Handily enough, the links go to goodreads where you can read reviews and determine that for yourself.

Consider the list as a discovery mechanism and then use your own judgement to determine whether it's worthwhile or not. The value is in the discovery, rather than a (non-existent) review.


I mean the article seems very random, linking to some bad books and some good ones. I'm assuming the ones with 3+ stars on Goodreads are poor because the author doesn't say anything to justify why they're decent. There's no hint that the author even reads these books.

I already have a bottomless list of books to read, so some form of filter would be nice. There are better methods of discovery, like finding respectable programmers in a field and then reading what they like.

Unless I'm missing something, the article doesn't make any effort to establish credibility, so it's similar to any other teenager recommending a stack of books.


So what value does this list have? Anyone can throw together a list of books, without explanation.


It's a list of books per topic that the author thinks are valuable books for some topic. With the link through to Goodreads, it actually probably doesn't really matter _why_ the author liked it - I don't know the author, so the authors reasoning would be the opinion of a random person, and Goodreads collects the opinion of a whole bunch of random people.

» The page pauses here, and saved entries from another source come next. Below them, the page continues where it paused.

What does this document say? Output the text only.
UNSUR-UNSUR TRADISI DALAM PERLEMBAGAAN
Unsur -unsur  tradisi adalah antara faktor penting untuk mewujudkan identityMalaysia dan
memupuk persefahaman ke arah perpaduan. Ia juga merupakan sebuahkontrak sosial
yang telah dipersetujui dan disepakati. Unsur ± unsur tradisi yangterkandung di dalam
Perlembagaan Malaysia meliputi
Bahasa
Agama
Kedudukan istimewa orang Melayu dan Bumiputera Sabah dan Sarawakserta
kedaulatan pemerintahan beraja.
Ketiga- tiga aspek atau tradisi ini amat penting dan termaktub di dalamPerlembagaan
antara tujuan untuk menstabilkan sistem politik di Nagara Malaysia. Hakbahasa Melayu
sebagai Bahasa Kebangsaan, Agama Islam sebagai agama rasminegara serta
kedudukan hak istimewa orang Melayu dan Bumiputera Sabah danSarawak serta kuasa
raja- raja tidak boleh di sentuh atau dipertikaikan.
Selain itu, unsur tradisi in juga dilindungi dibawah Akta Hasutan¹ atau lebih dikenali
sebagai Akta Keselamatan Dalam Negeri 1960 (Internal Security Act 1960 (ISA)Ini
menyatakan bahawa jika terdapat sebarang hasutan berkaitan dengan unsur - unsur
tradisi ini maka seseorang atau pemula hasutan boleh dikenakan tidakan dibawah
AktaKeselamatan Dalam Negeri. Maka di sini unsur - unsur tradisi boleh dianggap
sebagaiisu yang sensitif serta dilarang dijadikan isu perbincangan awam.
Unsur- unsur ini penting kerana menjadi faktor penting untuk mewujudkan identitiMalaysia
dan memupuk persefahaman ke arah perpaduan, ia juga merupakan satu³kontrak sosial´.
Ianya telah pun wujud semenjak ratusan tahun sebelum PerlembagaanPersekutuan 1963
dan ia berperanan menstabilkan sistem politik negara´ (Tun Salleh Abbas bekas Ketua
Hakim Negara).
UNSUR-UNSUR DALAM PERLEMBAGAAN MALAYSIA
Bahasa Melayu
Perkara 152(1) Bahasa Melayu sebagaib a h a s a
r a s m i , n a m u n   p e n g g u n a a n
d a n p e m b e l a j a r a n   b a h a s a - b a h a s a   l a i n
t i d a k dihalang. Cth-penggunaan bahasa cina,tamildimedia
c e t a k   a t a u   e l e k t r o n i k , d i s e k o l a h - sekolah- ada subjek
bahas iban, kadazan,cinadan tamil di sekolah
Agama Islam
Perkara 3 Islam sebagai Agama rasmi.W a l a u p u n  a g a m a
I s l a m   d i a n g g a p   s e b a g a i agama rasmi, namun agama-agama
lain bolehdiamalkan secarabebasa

So why this article? Yeah, it is pretty much a discovery mechanism. To me, the author is saying "I liked these books," or "I think these books are good," and "Here's what other people said about these books." I knew of some of the books and I didn't know of others, so mission accomplished, to be honest.


Nothing on PHP?


A good list, but not for me. My interests are in general AI, specifically machine learning, and recently in a few open source blockchain platforms. The world would be a boring place if we were all into the same things.